Todas las propuestas
de Dungeon World han sido vistas con anterioridad. La
originalidad de este sistema reside en que las reglas están puestas
al servicio de la filosofía que propugna el juego. Sí, a estas
alturas todo DM sabe que nunca hay que dar al jugador la sensación
de que estás guiando sus pasos, pero pocos sistemas de juego se han
preocupado de crear una serie de herramientas y un sistema que te
permitan hacerlo.
Dungeon Worlds
tiene algunos puntos en contra. A mi juicio el principal es que es
todo lo contrario a un wargame. Vale, es un juego de rol y no tiene
porque ser un wargame, pero hay muchos jugadores y DM que les gusta,
por encima de todo, el aspecto táctico del combate. Este tipo de
jugadores puede sentirse muy defraudado por este estilo de juego. La
principal fortaleza del sistema es que el combate es rápido y
sencillo, esta fortaleza puede ser también su principal debilidad,
dependiendo del punto de vista y de los gustos de cada uno.
El segundo punto en
contra es que el sistema es tan novedoso y tan distinto a todo lo
visto hasta ahora que puede resultar difícil cogerle el tino. ¿Un
DM que solo pregunta y reacciona a lo que contestan los jugadores?

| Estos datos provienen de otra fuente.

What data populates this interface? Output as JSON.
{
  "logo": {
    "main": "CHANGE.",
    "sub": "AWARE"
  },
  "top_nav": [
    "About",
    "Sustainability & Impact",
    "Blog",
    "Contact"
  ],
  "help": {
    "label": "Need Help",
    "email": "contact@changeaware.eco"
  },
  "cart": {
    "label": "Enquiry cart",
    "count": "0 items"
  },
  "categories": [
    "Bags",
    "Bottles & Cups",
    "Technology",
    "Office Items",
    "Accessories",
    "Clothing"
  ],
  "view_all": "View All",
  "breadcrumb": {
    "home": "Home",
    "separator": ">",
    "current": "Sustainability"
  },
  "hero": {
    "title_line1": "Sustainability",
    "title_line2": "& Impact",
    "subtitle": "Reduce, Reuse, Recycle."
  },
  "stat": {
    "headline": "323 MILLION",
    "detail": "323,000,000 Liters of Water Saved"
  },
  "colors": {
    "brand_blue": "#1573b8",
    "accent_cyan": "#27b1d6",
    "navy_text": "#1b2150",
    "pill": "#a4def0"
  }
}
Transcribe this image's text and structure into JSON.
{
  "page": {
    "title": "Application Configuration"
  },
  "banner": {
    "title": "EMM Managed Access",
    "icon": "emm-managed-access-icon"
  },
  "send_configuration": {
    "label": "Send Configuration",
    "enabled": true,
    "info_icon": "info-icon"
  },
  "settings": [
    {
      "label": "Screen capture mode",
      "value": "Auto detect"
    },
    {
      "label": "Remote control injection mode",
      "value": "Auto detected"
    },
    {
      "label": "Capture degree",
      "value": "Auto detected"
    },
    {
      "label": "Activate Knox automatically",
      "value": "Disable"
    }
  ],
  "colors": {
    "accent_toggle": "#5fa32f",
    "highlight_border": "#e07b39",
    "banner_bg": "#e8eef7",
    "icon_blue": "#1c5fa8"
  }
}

¿Un sistema de combate en el que no hay rondas y en el que la acción
pasa de un personaje a otro dependiendo de lo que decida el DM? La
verdad, se hace raro. Pero únicamente porque, durante años, nos
hemos acostumbrado a una determinada forma de jugar. Es cuestión de
cambiar totalmente de mentalidad y ver qué otras posibilidades nos
ofrece este juego.
Para finalizar,
Dungeon World no es solo un sistema de juego, es un nuevo
enfoque y toda una filosofía sobre cómo dirigir una partida de rol.
Mucho del contenido de Dungeon World es perfectamente
aplicable a otros sistemas de juego y muy útil para el DM a la hora
de crear sus propias campañas Sandbox.
En resumen, un soplo
de aíre fresco en el panorama rolero al que hay que acercarse con
una mentalidad abierta y muchas ganas de pasarlo bien. Buenas noches,
príncipes de Greyhawk reyes de Arthas.